Я открыл бреславльскую адресную книгу и из нее узнал, что в Бреславле проживают тридцать шесть Гутентагов. Мне предстояло обойти их всех одного за другим. Я выбрал первого, значившегося в списке, и явился в сопровождении Гофмана к господину Исааку Гутентагу, присяжному маклеру.
Нам открыла дверь пожилая женщина, объявившая, что ее хозяина нет дома, а хозяйку видеть невозможно, так как она в отъезде.
— А где же господин Гутентаг-сын? — спросил господин Гофман.
— О нем мы и сами ничего не знаем! — ответила она.
Тогда агент, сопровождавший нас, показал ей знаменитый чемодан. Старая немка отрицательно покачала головой, давая понять, что эта вещь ей не знакома. Я вынул из кармана маленький медальон с портретом дамы в старомодном уборе и показал ей.
— Ба! — воскликнула она. — Это портрет хозяйки!
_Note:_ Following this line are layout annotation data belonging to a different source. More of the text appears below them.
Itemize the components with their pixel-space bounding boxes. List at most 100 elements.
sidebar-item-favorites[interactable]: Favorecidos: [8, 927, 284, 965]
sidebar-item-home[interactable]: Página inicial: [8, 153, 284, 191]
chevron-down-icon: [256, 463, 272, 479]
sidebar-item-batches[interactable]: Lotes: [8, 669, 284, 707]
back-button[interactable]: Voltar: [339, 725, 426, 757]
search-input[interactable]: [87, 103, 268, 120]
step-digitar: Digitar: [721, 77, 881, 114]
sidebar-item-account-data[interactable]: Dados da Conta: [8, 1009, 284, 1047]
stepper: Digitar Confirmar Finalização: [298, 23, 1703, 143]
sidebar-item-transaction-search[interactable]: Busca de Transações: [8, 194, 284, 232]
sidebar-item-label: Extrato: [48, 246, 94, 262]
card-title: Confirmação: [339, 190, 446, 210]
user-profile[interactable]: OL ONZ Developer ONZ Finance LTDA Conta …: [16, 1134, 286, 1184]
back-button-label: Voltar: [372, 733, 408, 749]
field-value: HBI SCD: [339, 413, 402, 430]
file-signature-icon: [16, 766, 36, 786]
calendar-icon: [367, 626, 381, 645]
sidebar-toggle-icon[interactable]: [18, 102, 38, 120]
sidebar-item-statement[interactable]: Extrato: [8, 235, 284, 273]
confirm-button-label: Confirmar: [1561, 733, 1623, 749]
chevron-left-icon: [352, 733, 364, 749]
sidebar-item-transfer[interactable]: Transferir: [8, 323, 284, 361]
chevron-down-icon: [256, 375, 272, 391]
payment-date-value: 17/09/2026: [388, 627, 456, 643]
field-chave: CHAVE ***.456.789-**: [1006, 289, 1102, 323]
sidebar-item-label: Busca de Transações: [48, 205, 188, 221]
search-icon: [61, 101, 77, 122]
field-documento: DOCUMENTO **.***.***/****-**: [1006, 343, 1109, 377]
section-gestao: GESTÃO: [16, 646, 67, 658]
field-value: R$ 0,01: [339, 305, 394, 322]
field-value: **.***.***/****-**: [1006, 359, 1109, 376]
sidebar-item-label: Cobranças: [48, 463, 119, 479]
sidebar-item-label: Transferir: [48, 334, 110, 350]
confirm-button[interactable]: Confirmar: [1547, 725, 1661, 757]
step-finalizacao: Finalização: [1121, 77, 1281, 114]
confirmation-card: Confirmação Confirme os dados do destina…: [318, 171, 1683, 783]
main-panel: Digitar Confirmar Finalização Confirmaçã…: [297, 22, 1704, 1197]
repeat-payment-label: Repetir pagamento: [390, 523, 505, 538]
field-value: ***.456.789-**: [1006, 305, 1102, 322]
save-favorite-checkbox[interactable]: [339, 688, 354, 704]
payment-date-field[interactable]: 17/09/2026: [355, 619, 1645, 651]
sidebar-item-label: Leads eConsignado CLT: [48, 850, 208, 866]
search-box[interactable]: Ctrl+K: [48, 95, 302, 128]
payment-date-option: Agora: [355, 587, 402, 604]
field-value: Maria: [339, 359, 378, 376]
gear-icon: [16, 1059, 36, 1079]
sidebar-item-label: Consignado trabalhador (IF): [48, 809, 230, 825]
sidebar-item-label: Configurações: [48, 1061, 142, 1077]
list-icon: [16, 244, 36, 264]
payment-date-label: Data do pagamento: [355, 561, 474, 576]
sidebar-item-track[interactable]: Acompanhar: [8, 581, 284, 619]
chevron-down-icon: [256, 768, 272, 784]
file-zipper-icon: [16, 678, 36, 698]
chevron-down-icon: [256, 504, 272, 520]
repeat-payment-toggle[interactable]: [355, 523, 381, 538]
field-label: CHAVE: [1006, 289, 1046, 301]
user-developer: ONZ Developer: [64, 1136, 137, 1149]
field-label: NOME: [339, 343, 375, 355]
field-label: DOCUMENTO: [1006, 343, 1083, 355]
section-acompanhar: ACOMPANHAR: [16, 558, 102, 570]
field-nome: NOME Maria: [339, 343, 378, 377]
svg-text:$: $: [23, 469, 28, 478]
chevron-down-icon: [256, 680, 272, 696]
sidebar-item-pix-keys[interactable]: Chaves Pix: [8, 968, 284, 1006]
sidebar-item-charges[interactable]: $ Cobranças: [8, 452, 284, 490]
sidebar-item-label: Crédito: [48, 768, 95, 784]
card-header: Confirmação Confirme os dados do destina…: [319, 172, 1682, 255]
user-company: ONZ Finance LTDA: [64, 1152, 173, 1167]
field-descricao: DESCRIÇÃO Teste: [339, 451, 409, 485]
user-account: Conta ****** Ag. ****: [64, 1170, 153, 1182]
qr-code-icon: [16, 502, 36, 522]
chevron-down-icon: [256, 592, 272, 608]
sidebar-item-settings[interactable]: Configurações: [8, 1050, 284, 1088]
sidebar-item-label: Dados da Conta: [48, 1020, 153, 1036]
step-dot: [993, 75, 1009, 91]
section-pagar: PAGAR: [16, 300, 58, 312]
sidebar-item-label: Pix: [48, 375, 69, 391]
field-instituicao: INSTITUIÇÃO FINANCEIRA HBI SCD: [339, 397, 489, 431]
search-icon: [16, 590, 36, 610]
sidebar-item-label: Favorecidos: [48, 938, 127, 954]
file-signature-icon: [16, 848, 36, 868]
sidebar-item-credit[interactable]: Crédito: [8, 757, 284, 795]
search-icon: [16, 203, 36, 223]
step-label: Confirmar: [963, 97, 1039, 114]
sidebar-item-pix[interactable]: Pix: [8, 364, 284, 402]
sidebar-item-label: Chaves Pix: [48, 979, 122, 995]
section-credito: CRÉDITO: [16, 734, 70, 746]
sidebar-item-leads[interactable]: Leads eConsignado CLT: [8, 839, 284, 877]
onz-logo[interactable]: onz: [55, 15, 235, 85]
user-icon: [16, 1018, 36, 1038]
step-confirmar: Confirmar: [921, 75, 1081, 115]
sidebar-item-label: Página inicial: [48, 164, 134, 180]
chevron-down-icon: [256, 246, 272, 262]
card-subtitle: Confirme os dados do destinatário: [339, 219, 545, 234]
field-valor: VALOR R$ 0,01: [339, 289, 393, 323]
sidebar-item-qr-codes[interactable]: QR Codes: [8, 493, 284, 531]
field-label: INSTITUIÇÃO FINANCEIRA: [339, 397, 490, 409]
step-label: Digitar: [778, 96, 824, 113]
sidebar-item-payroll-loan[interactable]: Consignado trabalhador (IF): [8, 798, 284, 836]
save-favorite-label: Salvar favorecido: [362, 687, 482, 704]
Признаюсь, сердце мое сильно забилось, и с моих плеч точно свалилась огромная тяжесть, когда служанка узнала также рубашки, платки, носки и воротнички, которые ей не раз приходилось стирать.
Можно себе представить, с каким нетерпением я ожидал возвращения господина Исаака Гутентага.
Этот старик, типичный немецкий еврей, с первых же слов озадачил меня.
— Я проклял моего сына, — сказал он, — он умер для меня, и я ничего о нем не знаю. Он уехал отсюда в начале марта, даже не простившись со мной. Я не дал ему ни копейки денег и не знаю, каким образом он попал в Париж, о чем сообщил мне недавно один из моих родственников. Я не получал никаких известий от моего сына Георга и не желаю их получать!
Бесполезно добавлять, что мы, разумеется, воздержались рассказать этому почтенному старику, что разыскиваем его сына, Георга Гутентага, по подозрению в сообщничестве в преступлении на улице Монтень.
Старик, со своей стороны, узнал связку ключей, среди которых находился также ключ от его дома, равно как и портрет своей жены.